Из уголка ее глаза вылилась слеза и повисла на кончике носа.
– Но если ты первая...
– Я?! Ты думаешь, у меня хватит сил это сделать?! Если бы ты только знала, сколько раз я набирала сегодня его номер! И... столько же раз бросала трубку. Я... Я не могу. Такой ужасный стыд от содеянного. И спазм... в горле... Может быть... ты?
– Я? Ну, хорошо.
– Эра сняла трубку.
– Что ему сказать? Тетя просит прощения и хочет помириться? Так?
– Нет-нет, - испугалась тетушка.
– Разве такие вещи говорятся по телефону?! Надо видеть глаза, ощущать оттенки голоса... Ты должна с ним встретиться.
– Ладно, зайду к нему на днях.
– На днях?! Завтра же! Не откладывая ни минуты!
– Ага.
– Очень тебе благодарна. А теперь, - тетушка суетливо заглянула Эре в лицо, - давай потренируемся, как тебе вести себя и что говорить.
– Теть, ну зачем?.. Судя по обстановке. Во-первых, я все равно все забуду. Ты же знаешь, с памятью у меня не очень-то; а во-вторых, нужные слова появятся сами собой, стоит лишь увидеть человека.
– Да?
– с сомнением спросила тетушка.
– Ну, как знаешь... как знаешь...
Однако назавтра Эра так и не встретилась с Валерием Павловичем. На последнем уроке по расписанию должна была быть география, однако вместо географа Павла Петровича с его вечной улыбкой на краснощеком лице в класс вошла Маргарита Викторовна, неся журнал под мышкой.

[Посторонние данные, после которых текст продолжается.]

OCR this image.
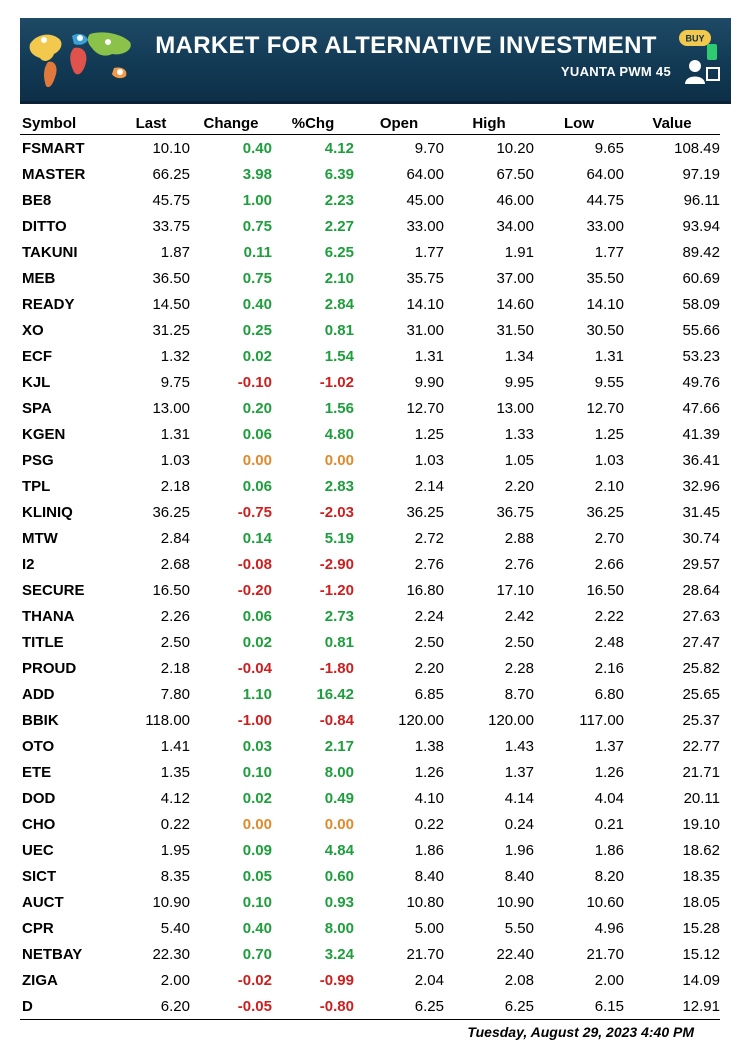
MARKET FOR ALTERNATIVE INVESTMENT
YUANTA PWM 45
BUY
Symbol	Last	Change	%Chg	Open	High	Low	Value
FSMART	10.10	0.40	4.12	9.70	10.20	9.65	108.49
MASTER	66.25	3.98	6.39	64.00	67.50	64.00	97.19
BE8	45.75	1.00	2.23	45.00	46.00	44.75	96.11
DITTO	33.75	0.75	2.27	33.00	34.00	33.00	93.94
TAKUNI	1.87	0.11	6.25	1.77	1.91	1.77	89.42
MEB	36.50	0.75	2.10	35.75	37.00	35.50	60.69
READY	14.50	0.40	2.84	14.10	14.60	14.10	58.09
XO	31.25	0.25	0.81	31.00	31.50	30.50	55.66
ECF	1.32	0.02	1.54	1.31	1.34	1.31	53.23
KJL	9.75	-0.10	-1.02	9.90	9.95	9.55	49.76
SPA	13.00	0.20	1.56	12.70	13.00	12.70	47.66
KGEN	1.31	0.06	4.80	1.25	1.33	1.25	41.39
PSG	1.03	0.00	0.00	1.03	1.05	1.03	36.41
TPL	2.18	0.06	2.83	2.14	2.20	2.10	32.96
KLINIQ	36.25	-0.75	-2.03	36.25	36.75	36.25	31.45
MTW	2.84	0.14	5.19	2.72	2.88	2.70	30.74
I2	2.68	-0.08	-2.90	2.76	2.76	2.66	29.57
SECURE	16.50	-0.20	-1.20	16.80	17.10	16.50	28.64
THANA	2.26	0.06	2.73	2.24	2.42	2.22	27.63
TITLE	2.50	0.02	0.81	2.50	2.50	2.48	27.47
PROUD	2.18	-0.04	-1.80	2.20	2.28	2.16	25.82
ADD	7.80	1.10	16.42	6.85	8.70	6.80	25.65
BBIK	118.00	-1.00	-0.84	120.00	120.00	117.00	25.37
OTO	1.41	0.03	2.17	1.38	1.43	1.37	22.77
ETE	1.35	0.10	8.00	1.26	1.37	1.26	21.71
DOD	4.12	0.02	0.49	4.10	4.14	4.04	20.11
CHO	0.22	0.00	0.00	0.22	0.24	0.21	19.10
UEC	1.95	0.09	4.84	1.86	1.96	1.86	18.62
SICT	8.35	0.05	0.60	8.40	8.40	8.20	18.35
AUCT	10.90	0.10	0.93	10.80	10.90	10.60	18.05
CPR	5.40	0.40	8.00	5.00	5.50	4.96	15.28
NETBAY	22.30	0.70	3.24	21.70	22.40	21.70	15.12
ZIGA	2.00	-0.02	-0.99	2.04	2.08	2.00	14.09
D	6.20	-0.05	-0.80	6.25	6.25	6.15	12.91
Tuesday, August 29, 2023 4:40 PM
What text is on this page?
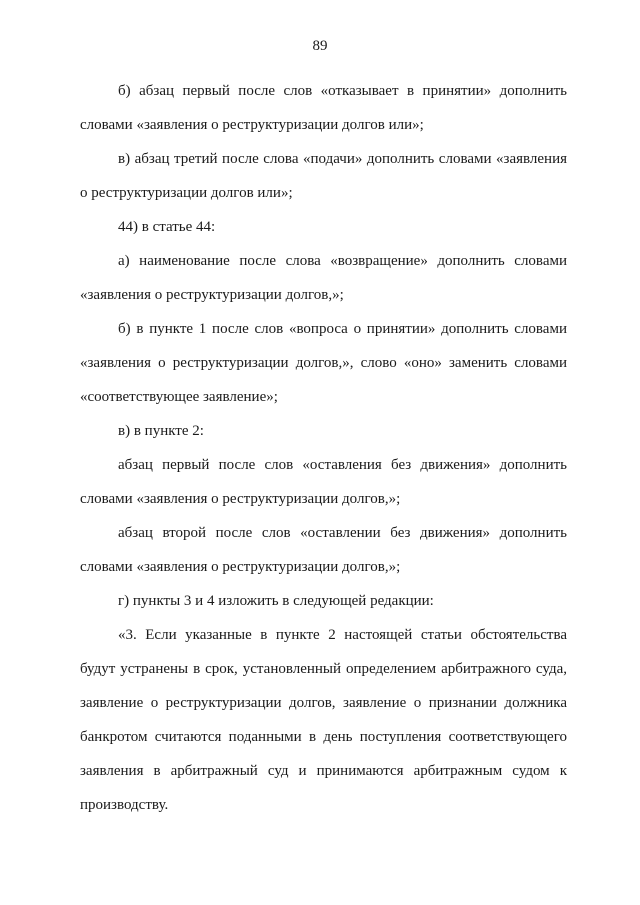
89

б) абзац первый после слов «отказывает в принятии» дополнить словами «заявления о реструктуризации долгов или»;

в) абзац третий после слова «подачи» дополнить словами «заявления о реструктуризации долгов или»;

44) в статье 44:

а) наименование после слова «возвращение» дополнить словами «заявления о реструктуризации долгов,»;

б) в пункте 1 после слов «вопроса о принятии» дополнить словами «заявления о реструктуризации долгов,», слово «оно» заменить словами «соответствующее заявление»;

в) в пункте 2:

абзац первый после слов «оставления без движения» дополнить словами «заявления о реструктуризации долгов,»;

абзац второй после слов «оставлении без движения» дополнить словами «заявления о реструктуризации долгов,»;

г) пункты 3 и 4 изложить в следующей редакции:

«3. Если указанные в пункте 2 настоящей статьи обстоятельства будут устранены в срок, установленный определением арбитражного суда, заявление о реструктуризации долгов, заявление о признании должника банкротом считаются поданными в день поступления соответствующего заявления в арбитражный суд и принимаются арбитражным судом к производству.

– Здравствуйте, садитесь. Павел Петрович заболел. Вместо географии проведем урок русского языка. Мурашов, идите к доске. Пишите.
Она продиктовала несколько предложений, а когда Мурашов закончил, спросила:
– Могли бы вы разделить эти предложения по каким-либо признакам? Если да, то по каким?
Мурашов молча смотрел на доску.
– Скажите правила, которые, по-вашему, относятся к данному примеру.
– Сложносочиненные и сложноподчиненные предложения, - зашептала с первой парты Верочка Облакевич.
– Облакевич, спокойнее. Вы пойдете отвечать второй.
– Я не учил.
– Мурашов с вызовом глянул на Маргариту Викторовну. Между прочим, русский язык у нас завтра.
– Это материал на повторение. Больше вам добавить нечего?
Мурашов молча передернул плечами, а Маргарита Викторовна, перечеркнув в его дневнике запись "Геогр.", аккуратным почерком вывела "Рус. язык" и поставила двойку. Затем
– Кто расписывается в вашем дневнике?
– Отец, - буркнул Мурашов.
– У меня большое подозрение, что эту тягостную обязанность добровольно взвалили на свои плечи вы сами. А?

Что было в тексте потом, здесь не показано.